両耳に指を突っ込んで、面倒臭そうに顔をしかめた銀時。
その態度は、まさに火に油をそそぐこととなる。

「心配したのだぞ!!」

「あいあい。」

「はい、だ!それに一回でいい!!」

「はーい。」

「幼児か、幼児なのか貴様は!!!」


こうも怒鳴ってはいるが、昨日二人がしっかり場所取りの仕事をしていたのも、そのあと二人で抜け出したのも桂は知っている。
桂と高杉は、案外並ばずに買えた焼きそばとたこ焼きを抱えて川辺へ向かい、抱き合っているところをしっかりみている。自覚のない銀時のため、色々な理由で高杉を丸め込み、彼らを二人きりにしたのも桂だ。だか、しかし。しかしだ……

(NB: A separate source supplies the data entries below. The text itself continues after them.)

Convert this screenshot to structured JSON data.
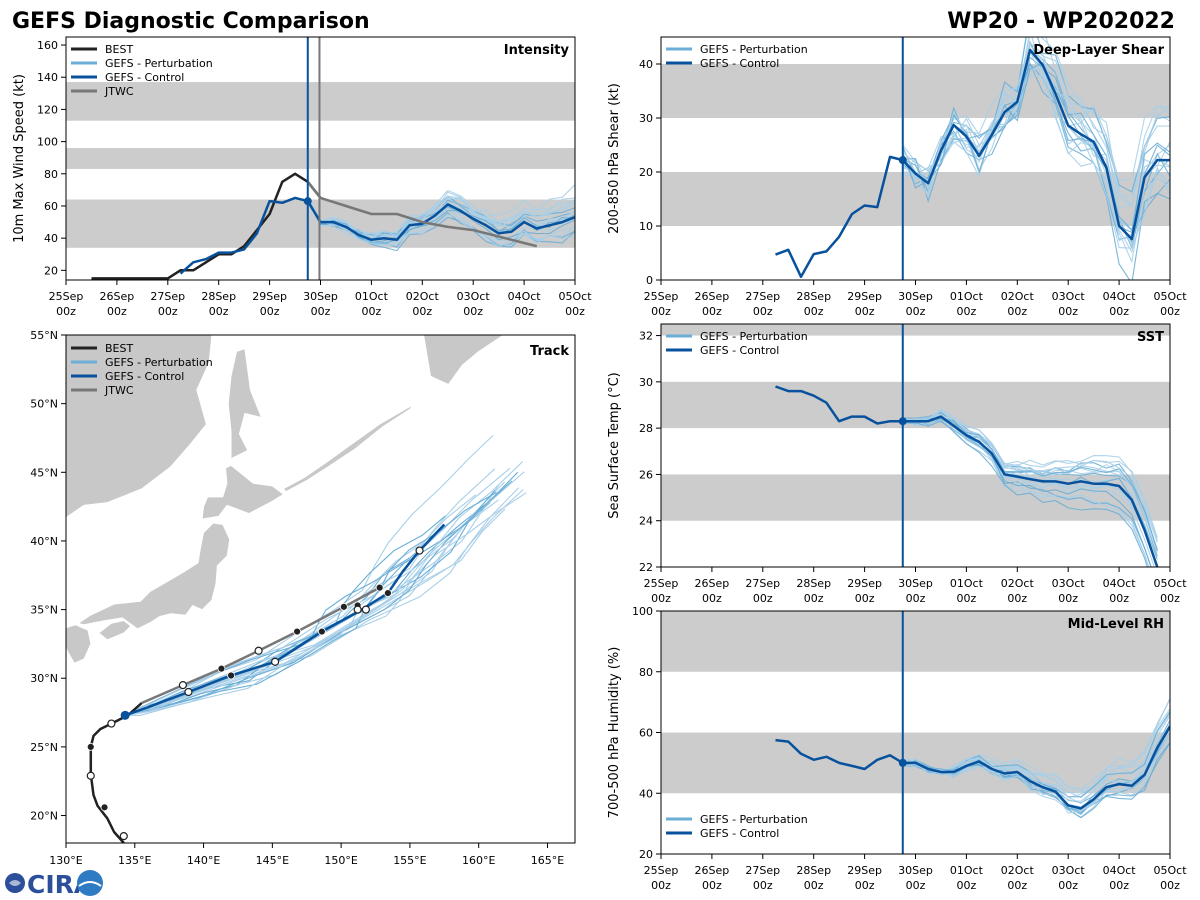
{
  "page": {
    "title": "GEFS Diagnostic Comparison",
    "storm": "WP20 - WP202022",
    "logo_text": "CIRA"
  },
  "colors": {
    "best": "#222222",
    "perturbation": "#6baed6",
    "perturbation_light": "#a9cfe8",
    "control": "#08519c",
    "jtwc": "#777777",
    "band": "#cccccc",
    "land": "#c8c8c8"
  },
  "time_axis": {
    "ticks": [
      "25Sep\n00z",
      "26Sep\n00z",
      "27Sep\n00z",
      "28Sep\n00z",
      "29Sep\n00z",
      "30Sep\n00z",
      "01Oct\n00z",
      "02Oct\n00z",
      "03Oct\n00z",
      "04Oct\n00z",
      "05Oct\n00z"
    ],
    "range_days": [
      0,
      10
    ],
    "current_time_day": 4.75,
    "jtwc_time_day": 4.98
  },
  "chart_data": [
    {
      "id": "intensity",
      "type": "line",
      "title": "Intensity",
      "ylabel": "10m Max Wind Speed (kt)",
      "ylim": [
        14,
        165
      ],
      "yticks": [
        20,
        40,
        60,
        80,
        100,
        120,
        140,
        160
      ],
      "bands": [
        [
          34,
          64
        ],
        [
          83,
          96
        ],
        [
          113,
          137
        ]
      ],
      "legend": [
        "BEST",
        "GEFS - Perturbation",
        "GEFS - Control",
        "JTWC"
      ],
      "legend_position": "top-left",
      "series": [
        {
          "name": "BEST",
          "x": [
            0.5,
            2.0,
            2.25,
            2.5,
            2.75,
            3.0,
            3.25,
            3.5,
            3.75,
            4.0,
            4.25,
            4.5,
            4.75,
            5.0
          ],
          "y": [
            15,
            15,
            20,
            20,
            25,
            30,
            30,
            35,
            45,
            55,
            75,
            80,
            75,
            65
          ]
        },
        {
          "name": "GEFS - Control",
          "x": [
            2.25,
            2.5,
            2.75,
            3.0,
            3.25,
            3.5,
            3.75,
            4.0,
            4.25,
            4.5,
            4.75,
            5.0,
            5.25,
            5.5,
            5.75,
            6.0,
            6.25,
            6.5,
            6.75,
            7.0,
            7.25,
            7.5,
            7.75,
            8.0,
            8.25,
            8.5,
            8.75,
            9.0,
            9.25,
            9.5,
            9.75,
            10.0
          ],
          "y": [
            18,
            25,
            27,
            31,
            31,
            33,
            43,
            63,
            62,
            65,
            63,
            50,
            50,
            47,
            42,
            39,
            40,
            39,
            48,
            49,
            54,
            61,
            57,
            52,
            48,
            43,
            44,
            50,
            46,
            48,
            50,
            53
          ]
        },
        {
          "name": "JTWC",
          "x": [
            4.75,
            5.0,
            5.5,
            6.0,
            6.5,
            7.0,
            7.5,
            8.0,
            8.5,
            9.0,
            9.25
          ],
          "y": [
            75,
            65,
            60,
            55,
            55,
            50,
            47,
            45,
            41,
            37,
            35
          ]
        }
      ]
    },
    {
      "id": "shear",
      "type": "line",
      "title": "Deep-Layer Shear",
      "ylabel": "200-850 hPa Shear (kt)",
      "ylim": [
        0,
        45
      ],
      "yticks": [
        0,
        10,
        20,
        30,
        40
      ],
      "bands": [
        [
          10,
          20
        ],
        [
          30,
          40
        ]
      ],
      "legend": [
        "GEFS - Perturbation",
        "GEFS - Control"
      ],
      "legend_position": "top-left",
      "series": [
        {
          "name": "GEFS - Control",
          "x": [
            2.25,
            2.5,
            2.75,
            3.0,
            3.25,
            3.5,
            3.75,
            4.0,
            4.25,
            4.5,
            4.75,
            5.0,
            5.25,
            5.5,
            5.75,
            6.0,
            6.25,
            6.5,
            6.75,
            7.0,
            7.25,
            7.5,
            7.75,
            8.0,
            8.25,
            8.5,
            8.75,
            9.0,
            9.25,
            9.5,
            9.75,
            10.0
          ],
          "y": [
            4.7,
            5.6,
            0.6,
            4.8,
            5.3,
            8.0,
            12.2,
            13.8,
            13.5,
            22.8,
            22.2,
            19.7,
            17.9,
            24.0,
            28.7,
            26.6,
            23.0,
            26.9,
            31.1,
            33.0,
            42.6,
            39.8,
            34.5,
            28.6,
            27.0,
            25.6,
            20.8,
            10.0,
            7.6,
            19.0,
            22.2,
            22.2
          ]
        }
      ]
    },
    {
      "id": "sst",
      "type": "line",
      "title": "SST",
      "ylabel": "Sea Surface Temp (°C)",
      "ylim": [
        22,
        32.5
      ],
      "yticks": [
        22,
        24,
        26,
        28,
        30,
        32
      ],
      "bands": [
        [
          24,
          26
        ],
        [
          28,
          30
        ],
        [
          32,
          32.5
        ]
      ],
      "legend": [
        "GEFS - Perturbation",
        "GEFS - Control"
      ],
      "legend_position": "top-left",
      "series": [
        {
          "name": "GEFS - Control",
          "x": [
            2.25,
            2.5,
            2.75,
            3.0,
            3.25,
            3.5,
            3.75,
            4.0,
            4.25,
            4.5,
            4.75,
            5.0,
            5.25,
            5.5,
            5.75,
            6.0,
            6.25,
            6.5,
            6.75,
            7.0,
            7.25,
            7.5,
            7.75,
            8.0,
            8.25,
            8.5,
            8.75,
            9.0,
            9.25,
            9.5,
            9.75
          ],
          "y": [
            29.8,
            29.6,
            29.6,
            29.4,
            29.1,
            28.3,
            28.5,
            28.5,
            28.2,
            28.3,
            28.3,
            28.3,
            28.3,
            28.5,
            28.1,
            27.7,
            27.4,
            26.9,
            26.0,
            25.9,
            25.8,
            25.7,
            25.7,
            25.6,
            25.7,
            25.6,
            25.6,
            25.5,
            24.9,
            23.6,
            22.0
          ]
        }
      ]
    },
    {
      "id": "rh",
      "type": "line",
      "title": "Mid-Level RH",
      "ylabel": "700-500 hPa Humidity (%)",
      "ylim": [
        20,
        100
      ],
      "yticks": [
        20,
        40,
        60,
        80,
        100
      ],
      "bands": [
        [
          40,
          60
        ],
        [
          80,
          100
        ]
      ],
      "legend": [
        "GEFS - Perturbation",
        "GEFS - Control"
      ],
      "legend_position": "bottom-left",
      "series": [
        {
          "name": "GEFS - Control",
          "x": [
            2.25,
            2.5,
            2.75,
            3.0,
            3.25,
            3.5,
            3.75,
            4.0,
            4.25,
            4.5,
            4.75,
            5.0,
            5.25,
            5.5,
            5.75,
            6.0,
            6.25,
            6.5,
            6.75,
            7.0,
            7.25,
            7.5,
            7.75,
            8.0,
            8.25,
            8.5,
            8.75,
            9.0,
            9.25,
            9.5,
            9.75,
            10.0
          ],
          "y": [
            57.5,
            57.0,
            53.0,
            51.0,
            52.0,
            50.0,
            49.0,
            48.0,
            51.0,
            52.5,
            50.0,
            50.0,
            48.0,
            47.0,
            47.0,
            49.0,
            50.5,
            48.0,
            46.5,
            47.0,
            44.0,
            42.0,
            40.5,
            36.0,
            35.0,
            38.0,
            42.0,
            43.0,
            42.5,
            46.0,
            55.0,
            62.0
          ]
        }
      ]
    },
    {
      "id": "track",
      "type": "scatter",
      "title": "Track",
      "xlabel_ticks": [
        "130°E",
        "135°E",
        "140°E",
        "145°E",
        "150°E",
        "155°E",
        "160°E",
        "165°E"
      ],
      "ylabel_ticks": [
        "20°N",
        "25°N",
        "30°N",
        "35°N",
        "40°N",
        "45°N",
        "50°N",
        "55°N"
      ],
      "lon_range": [
        130,
        167
      ],
      "lat_range": [
        18,
        55
      ],
      "legend": [
        "BEST",
        "GEFS - Perturbation",
        "GEFS - Control",
        "JTWC"
      ],
      "legend_position": "top-left",
      "series": [
        {
          "name": "BEST",
          "lon": [
            134.2,
            133.5,
            133.0,
            132.3,
            132.0,
            131.8,
            131.8,
            132.0,
            132.5,
            133.3,
            134.5,
            135.5
          ],
          "lat": [
            18.0,
            18.8,
            19.8,
            20.7,
            21.5,
            23.0,
            25.0,
            25.8,
            26.3,
            26.7,
            27.3,
            28.2
          ]
        },
        {
          "name": "GEFS - Control",
          "lon": [
            134.3,
            136.0,
            138.9,
            142.0,
            145.2,
            148.6,
            151.5,
            153.4,
            154.5,
            155.7,
            157.5
          ],
          "lat": [
            27.3,
            27.9,
            29.0,
            30.2,
            31.2,
            33.4,
            35.0,
            36.2,
            37.8,
            39.3,
            41.2
          ]
        },
        {
          "name": "JTWC",
          "lon": [
            135.5,
            138.5,
            141.3,
            144.0,
            146.8,
            150.2,
            152.8
          ],
          "lat": [
            28.2,
            29.5,
            30.7,
            32.0,
            33.4,
            35.2,
            36.6
          ]
        }
      ],
      "markers": {
        "filled": [
          [
            132.8,
            20.6
          ],
          [
            131.8,
            25.0
          ],
          [
            142.0,
            30.2
          ],
          [
            148.6,
            33.4
          ],
          [
            153.4,
            36.2
          ],
          [
            141.3,
            30.7
          ],
          [
            146.8,
            33.4
          ],
          [
            150.2,
            35.2
          ],
          [
            151.2,
            35.3
          ],
          [
            152.8,
            36.6
          ]
        ],
        "open": [
          [
            134.2,
            18.5
          ],
          [
            131.8,
            22.9
          ],
          [
            133.3,
            26.7
          ],
          [
            138.9,
            29.0
          ],
          [
            145.2,
            31.2
          ],
          [
            151.2,
            35.0
          ],
          [
            155.7,
            39.3
          ],
          [
            138.5,
            29.5
          ],
          [
            144.0,
            32.0
          ],
          [
            151.8,
            35.0
          ]
        ],
        "current": [
          [
            134.3,
            27.3
          ]
        ]
      }
    }
  ]
}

「祭りに来たのにも関わらず!御祭りに行く馬鹿があるか!!!」

「あーうるせぇ!振りはしたっつってんだろ!!」

「誰が腰をふれと言ったんだ!!!!!馬鹿者!!!」


大声で言い合いを始めた二人の隣に静かに座っていた皐月は、今まさに銀時によってあらぬ事がバラされているにも関わらず、その表情を変えることはなかった。ふと気がついた違和感に、彼女は喧嘩中の二人に声をかける。